Princess of the Written World
7 9 2017
Princess of the Written World

Feminism is asking yourself how you can change the world

On the first night of the 21st edition of Festivaletteratura, a large crowd gathered at Palazzo Ducale to see one of this year's most anticipated events. Chimamanda Ngozi Adichie, a Nigerian author who grew in prominence following a TED Talk she gave entitled "We Should All Be Feminists" for which Adichie decided to "just tell the truth" of how she felt, and was greatly surprised by the response she received. This triumph brought a certain level of expectation and responsibility for the writer, who saw it morally imperative to talk about feminism in today's society.

(caricamento...)

Michela Murgia began the interview by discussing Adichie's 2013 novel Americanah, a story about a Nigerian woman discovering race in the United States, something Adichie herself experienced upon moving to America. Being faced with expectations of beauty and with growing awareness of her own Eurocentric beauty standards, Adichie upended the politics of beauty by expressing her true Nigerian identity and rejecting the American aesthetic forced upon her. Adichie explains that by only removing the limits of beauty can we create a more inclusive society and break down the narrow image created by the media.

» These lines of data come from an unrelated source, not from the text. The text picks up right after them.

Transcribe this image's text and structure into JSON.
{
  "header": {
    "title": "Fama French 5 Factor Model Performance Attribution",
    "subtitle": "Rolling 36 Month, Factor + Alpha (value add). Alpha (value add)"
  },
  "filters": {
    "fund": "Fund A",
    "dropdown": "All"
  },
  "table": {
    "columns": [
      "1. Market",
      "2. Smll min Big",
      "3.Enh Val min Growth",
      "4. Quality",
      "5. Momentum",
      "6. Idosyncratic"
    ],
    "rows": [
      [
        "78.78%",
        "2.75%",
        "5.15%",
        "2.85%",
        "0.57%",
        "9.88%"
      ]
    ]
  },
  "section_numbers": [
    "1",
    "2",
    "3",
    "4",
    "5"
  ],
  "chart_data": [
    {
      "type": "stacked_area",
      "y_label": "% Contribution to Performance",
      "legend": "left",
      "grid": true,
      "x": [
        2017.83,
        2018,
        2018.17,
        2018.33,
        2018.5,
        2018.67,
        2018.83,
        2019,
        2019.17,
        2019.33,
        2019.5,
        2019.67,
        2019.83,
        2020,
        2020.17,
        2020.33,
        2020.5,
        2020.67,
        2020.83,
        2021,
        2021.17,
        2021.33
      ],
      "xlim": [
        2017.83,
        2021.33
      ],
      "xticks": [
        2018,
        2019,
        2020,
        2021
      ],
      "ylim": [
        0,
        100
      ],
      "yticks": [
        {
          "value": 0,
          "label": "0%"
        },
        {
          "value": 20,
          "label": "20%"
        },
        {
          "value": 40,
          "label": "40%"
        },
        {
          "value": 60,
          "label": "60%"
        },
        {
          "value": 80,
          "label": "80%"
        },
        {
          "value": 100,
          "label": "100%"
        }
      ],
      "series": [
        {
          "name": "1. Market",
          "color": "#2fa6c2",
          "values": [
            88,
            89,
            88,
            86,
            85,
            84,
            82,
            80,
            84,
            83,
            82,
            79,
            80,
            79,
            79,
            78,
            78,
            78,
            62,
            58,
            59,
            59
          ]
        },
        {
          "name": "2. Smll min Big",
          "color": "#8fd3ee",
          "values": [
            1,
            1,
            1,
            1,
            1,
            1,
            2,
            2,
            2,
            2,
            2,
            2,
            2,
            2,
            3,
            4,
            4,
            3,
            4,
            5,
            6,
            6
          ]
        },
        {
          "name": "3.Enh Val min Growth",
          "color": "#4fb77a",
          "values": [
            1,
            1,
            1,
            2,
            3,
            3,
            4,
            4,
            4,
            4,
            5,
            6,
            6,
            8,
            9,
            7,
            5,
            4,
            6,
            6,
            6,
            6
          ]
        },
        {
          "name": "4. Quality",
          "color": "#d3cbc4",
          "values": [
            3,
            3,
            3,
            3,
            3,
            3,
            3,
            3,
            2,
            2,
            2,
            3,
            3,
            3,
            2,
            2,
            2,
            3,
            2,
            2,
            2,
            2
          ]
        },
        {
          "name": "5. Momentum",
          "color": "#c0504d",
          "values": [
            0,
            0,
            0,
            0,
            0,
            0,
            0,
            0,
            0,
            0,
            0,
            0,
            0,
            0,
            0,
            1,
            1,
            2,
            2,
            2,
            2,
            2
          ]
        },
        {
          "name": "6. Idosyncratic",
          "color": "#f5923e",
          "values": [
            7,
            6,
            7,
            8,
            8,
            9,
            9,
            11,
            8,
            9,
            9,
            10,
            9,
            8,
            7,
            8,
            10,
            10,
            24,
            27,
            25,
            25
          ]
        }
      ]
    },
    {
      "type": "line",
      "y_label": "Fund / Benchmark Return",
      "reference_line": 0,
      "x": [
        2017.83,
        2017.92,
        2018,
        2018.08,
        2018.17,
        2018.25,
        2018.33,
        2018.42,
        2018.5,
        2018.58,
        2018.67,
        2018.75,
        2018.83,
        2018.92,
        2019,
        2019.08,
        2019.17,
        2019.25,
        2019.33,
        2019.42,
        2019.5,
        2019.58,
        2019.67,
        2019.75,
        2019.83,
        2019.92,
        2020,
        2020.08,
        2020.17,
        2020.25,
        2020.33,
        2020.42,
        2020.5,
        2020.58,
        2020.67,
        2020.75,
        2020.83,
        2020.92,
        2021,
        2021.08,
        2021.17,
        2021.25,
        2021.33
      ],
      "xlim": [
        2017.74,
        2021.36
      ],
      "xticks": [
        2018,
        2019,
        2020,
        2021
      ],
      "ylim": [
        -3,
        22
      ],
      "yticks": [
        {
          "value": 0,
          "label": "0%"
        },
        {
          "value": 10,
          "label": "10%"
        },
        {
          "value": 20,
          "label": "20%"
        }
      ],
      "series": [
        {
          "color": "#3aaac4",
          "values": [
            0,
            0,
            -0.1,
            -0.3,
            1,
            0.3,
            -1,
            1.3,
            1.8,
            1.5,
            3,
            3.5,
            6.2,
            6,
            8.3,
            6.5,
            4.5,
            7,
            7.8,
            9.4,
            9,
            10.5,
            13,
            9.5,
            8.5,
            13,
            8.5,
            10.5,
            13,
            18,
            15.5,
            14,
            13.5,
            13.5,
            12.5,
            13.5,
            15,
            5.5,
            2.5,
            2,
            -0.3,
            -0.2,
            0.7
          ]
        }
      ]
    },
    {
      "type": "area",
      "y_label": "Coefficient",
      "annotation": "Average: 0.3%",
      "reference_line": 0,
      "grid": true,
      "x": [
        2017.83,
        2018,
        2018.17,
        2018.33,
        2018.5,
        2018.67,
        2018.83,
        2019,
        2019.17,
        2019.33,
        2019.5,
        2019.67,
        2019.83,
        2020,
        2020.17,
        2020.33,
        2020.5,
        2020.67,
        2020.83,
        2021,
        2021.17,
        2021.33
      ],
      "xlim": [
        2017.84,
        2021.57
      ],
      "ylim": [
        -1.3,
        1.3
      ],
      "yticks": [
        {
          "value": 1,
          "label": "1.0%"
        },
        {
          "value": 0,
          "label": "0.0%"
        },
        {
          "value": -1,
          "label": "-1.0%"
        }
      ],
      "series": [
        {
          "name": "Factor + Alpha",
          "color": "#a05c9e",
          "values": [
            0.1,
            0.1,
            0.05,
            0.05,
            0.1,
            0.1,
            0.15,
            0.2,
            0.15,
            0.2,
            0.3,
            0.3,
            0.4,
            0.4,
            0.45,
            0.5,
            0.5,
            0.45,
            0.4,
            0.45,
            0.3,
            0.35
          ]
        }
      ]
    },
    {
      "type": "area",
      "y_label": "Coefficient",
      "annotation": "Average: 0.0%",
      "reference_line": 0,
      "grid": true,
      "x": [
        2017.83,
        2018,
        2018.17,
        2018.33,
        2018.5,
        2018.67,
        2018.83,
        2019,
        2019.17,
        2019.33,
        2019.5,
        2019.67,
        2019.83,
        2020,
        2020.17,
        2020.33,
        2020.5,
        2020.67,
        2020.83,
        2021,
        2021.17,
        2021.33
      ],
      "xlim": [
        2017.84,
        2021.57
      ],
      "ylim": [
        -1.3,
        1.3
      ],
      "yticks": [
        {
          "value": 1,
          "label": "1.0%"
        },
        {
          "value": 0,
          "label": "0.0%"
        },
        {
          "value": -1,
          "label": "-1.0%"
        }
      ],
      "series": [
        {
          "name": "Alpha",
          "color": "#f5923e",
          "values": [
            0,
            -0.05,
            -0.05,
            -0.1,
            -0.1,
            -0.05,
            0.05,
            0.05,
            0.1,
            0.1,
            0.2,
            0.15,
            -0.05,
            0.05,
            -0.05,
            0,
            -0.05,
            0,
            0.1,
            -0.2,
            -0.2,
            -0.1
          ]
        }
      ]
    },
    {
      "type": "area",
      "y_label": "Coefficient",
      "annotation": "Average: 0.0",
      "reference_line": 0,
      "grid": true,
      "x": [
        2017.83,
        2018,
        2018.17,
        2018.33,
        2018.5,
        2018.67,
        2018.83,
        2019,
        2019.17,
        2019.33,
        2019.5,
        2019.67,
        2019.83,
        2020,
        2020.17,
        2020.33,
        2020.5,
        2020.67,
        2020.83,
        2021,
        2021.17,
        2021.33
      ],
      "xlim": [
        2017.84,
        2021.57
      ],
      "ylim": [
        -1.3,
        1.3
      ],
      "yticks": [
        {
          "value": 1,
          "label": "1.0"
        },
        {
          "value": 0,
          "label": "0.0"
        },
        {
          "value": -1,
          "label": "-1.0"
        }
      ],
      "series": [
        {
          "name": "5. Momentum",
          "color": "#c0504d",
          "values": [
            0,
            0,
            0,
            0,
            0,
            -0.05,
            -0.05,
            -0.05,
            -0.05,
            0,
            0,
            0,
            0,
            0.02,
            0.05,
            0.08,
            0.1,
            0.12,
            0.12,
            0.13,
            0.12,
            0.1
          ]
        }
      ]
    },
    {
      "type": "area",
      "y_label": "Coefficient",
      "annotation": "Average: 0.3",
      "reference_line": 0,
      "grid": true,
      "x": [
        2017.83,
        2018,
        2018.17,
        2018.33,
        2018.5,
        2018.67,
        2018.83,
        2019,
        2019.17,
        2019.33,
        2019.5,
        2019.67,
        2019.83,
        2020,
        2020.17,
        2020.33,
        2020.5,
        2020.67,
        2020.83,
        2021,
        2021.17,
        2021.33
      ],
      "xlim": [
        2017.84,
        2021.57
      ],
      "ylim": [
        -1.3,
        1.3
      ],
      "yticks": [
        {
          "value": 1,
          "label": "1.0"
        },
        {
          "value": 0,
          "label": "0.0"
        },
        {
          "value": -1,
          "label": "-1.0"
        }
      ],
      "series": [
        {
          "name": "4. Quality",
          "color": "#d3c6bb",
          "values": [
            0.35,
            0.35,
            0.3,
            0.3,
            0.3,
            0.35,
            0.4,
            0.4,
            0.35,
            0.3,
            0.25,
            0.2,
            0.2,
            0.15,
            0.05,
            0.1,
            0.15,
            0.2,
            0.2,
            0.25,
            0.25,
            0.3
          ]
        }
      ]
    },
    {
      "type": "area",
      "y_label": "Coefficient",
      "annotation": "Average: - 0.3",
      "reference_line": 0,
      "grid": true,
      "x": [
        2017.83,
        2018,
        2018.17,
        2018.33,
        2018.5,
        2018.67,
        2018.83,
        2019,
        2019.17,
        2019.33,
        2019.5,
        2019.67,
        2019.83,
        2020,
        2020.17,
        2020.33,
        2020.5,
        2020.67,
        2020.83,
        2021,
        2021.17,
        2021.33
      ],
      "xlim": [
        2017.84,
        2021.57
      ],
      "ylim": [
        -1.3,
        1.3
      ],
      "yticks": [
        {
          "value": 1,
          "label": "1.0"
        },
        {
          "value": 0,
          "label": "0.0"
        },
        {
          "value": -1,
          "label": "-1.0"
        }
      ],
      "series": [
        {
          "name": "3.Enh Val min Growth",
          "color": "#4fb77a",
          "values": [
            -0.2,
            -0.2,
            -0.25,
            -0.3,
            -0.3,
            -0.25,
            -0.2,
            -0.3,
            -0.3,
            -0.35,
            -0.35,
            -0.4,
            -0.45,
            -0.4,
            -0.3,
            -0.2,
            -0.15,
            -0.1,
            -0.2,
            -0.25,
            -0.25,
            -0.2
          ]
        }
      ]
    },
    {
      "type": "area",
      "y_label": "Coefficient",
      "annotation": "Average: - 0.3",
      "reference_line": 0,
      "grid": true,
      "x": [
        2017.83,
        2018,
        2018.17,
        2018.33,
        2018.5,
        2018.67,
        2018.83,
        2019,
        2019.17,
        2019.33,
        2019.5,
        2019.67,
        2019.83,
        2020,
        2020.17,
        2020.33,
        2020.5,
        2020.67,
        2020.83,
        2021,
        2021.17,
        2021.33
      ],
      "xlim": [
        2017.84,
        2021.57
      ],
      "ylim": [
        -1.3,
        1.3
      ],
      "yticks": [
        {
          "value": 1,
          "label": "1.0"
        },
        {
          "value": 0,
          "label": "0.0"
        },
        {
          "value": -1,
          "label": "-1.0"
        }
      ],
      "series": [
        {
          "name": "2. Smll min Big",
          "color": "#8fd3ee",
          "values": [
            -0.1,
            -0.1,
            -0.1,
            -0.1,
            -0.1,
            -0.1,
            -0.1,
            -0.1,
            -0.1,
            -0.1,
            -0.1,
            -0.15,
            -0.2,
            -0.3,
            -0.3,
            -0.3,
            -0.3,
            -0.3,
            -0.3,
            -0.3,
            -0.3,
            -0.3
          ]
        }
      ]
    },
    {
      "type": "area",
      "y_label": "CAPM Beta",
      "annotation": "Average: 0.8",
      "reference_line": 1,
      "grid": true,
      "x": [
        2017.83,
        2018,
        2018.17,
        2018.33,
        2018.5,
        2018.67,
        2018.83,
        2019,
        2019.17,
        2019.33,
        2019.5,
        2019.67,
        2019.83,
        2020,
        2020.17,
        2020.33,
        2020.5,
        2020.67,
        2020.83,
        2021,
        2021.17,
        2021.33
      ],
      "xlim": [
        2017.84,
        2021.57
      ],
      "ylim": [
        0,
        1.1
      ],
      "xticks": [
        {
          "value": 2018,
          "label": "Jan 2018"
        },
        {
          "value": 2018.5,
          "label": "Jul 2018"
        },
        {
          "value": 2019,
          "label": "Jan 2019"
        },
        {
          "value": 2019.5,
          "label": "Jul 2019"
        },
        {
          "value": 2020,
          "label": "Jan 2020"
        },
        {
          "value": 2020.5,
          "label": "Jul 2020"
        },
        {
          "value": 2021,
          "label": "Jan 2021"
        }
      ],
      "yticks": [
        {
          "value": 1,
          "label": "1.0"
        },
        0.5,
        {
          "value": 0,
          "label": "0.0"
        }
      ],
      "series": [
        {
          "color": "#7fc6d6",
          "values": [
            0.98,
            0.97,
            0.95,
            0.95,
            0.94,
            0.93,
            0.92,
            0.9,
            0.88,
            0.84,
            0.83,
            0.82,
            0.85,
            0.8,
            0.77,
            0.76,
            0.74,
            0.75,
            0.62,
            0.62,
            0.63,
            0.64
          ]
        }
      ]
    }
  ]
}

Murgia affirmed that Adichie has helped to make feminism more mainstream by removing the stigma around the word and allowing more women to identify with true feminism. Adichie aims to communicate a deeper and more textured style of feminism than the previous, daunting notion of theoretical feminism. By speaking truthfully and in an easy, accessible way, Adichie says one can teach people what they already knew and hereby give them a voice to change the structure of gender and identity, something she says will benefit both sexes.

(caricamento...)

As Murgia points out, there are, of course, those who contest the necessity of feminism and ask the question "why not just human rights?” According to Adichie, "we must name the problem before we can fix it", rather than closing the conversation and denying the injustice that exists. Adichie however addresses the need for action on other inequalities, saying "I wish we could create a world where difference is simply difference and not better or worse".

As the interview wraps up, Murgia can't help but ask one more political question, this time about how it is to be a black, non-American woman in an America led by Donald Trump. "It's like a bad, bad dream", she responds, “which is not only dangerous to black people, but also to white people. It is creating a world simmering with rage.”